Every year so far, I have had a visit with Roo around her birthday. Her family has been very kind in obliging with this, sometimes at the last minute (July 7th crept up on me this year). It's never been so important to me to see her on her birthday, but I like to see her within a few weeks of it, so that I can take a million pictures and give her presents and tell her how fantastic she is.

On Roo's birthday itself, I will inevitably look at pictures from when she was brand-new and I will cry unattractively and hold the blanket M made for me and allow myself time to be sad and miss my baby. The amount of time I spend feeling sorry for myself depends on the year. I think I was sad for about fifteen minutes last year, for instance, but this year I cried for over an hour. In my defense, I was alone for a lot of the day, and my mom was out of town, and my plans with a friend fell through, and I was stressed out because I was facing a 12-hour drive the next day.

In general I'm happiest when I treat Roo's birthday like an extra birthday for me. There are no presents, but I like to make a cake (I adore cake) and go out to lunch with my mother or a friend. I make an effort to look nice, because it is a special day. Anyone I talk to that day has to hear at least 15 Roo stories, and look at every picture of her I have on my phone. Actually, that tends to happen to anyone who asks, "How's Roo?" But people must not mind too much, because they keep asking.

For the most part Roo's birthday is a joyful day for me. I know that she's happy it's her special day, and it makes me happy that she's happy. There's just that little edge, that reminder in the periphery of my joy that although I have a mother's love for Roo, I am not her mother.* I celebrate her birthday without her.

But it's not such an odd concept to celebrate someone's birthday without them, is it? I think of my dad each year on his birthday. I make a cake for him, too.
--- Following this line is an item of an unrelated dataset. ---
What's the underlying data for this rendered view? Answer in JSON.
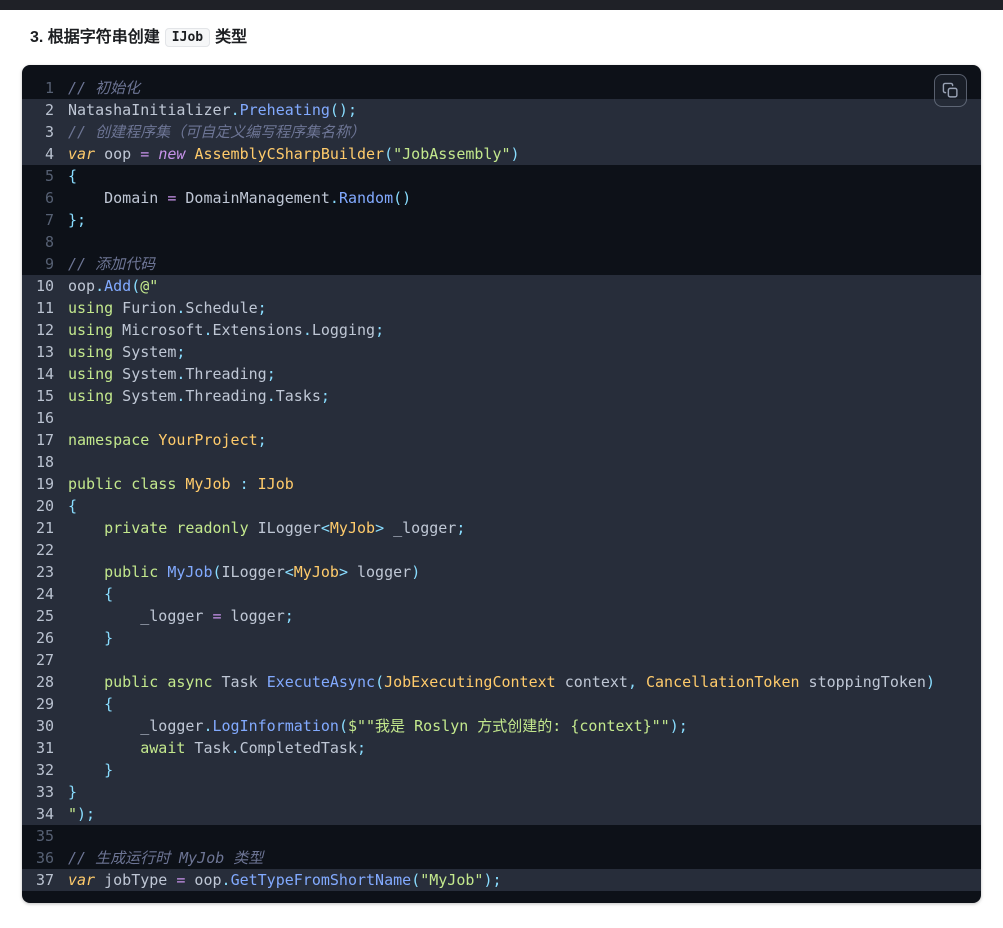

I look at pictures. I watch a movie or TV show that we used to watch together. I remember him and I miss him and I love him, even though he's gone.

It's the same with Roo, even though she's alive and well. Every day, but especially on her birthday, I remember her, and I miss her, and I love her. I celebrate in my own way, and if that way happens to vary from year to year, or even from hour to hour, so be it. The details aren't what's crucial. The important thing is that Roo was born, and she is amazing and lovely and fantastic, and the world is a better place because she's here. Everything else is just filler.



*I know I'm going to get the same comments I get every time I make this statement, the comments that I am still her mother, and people are certainly entitled to that belief, but I don't share it. I'm her birth mother, not her real mother. That's good enough for me.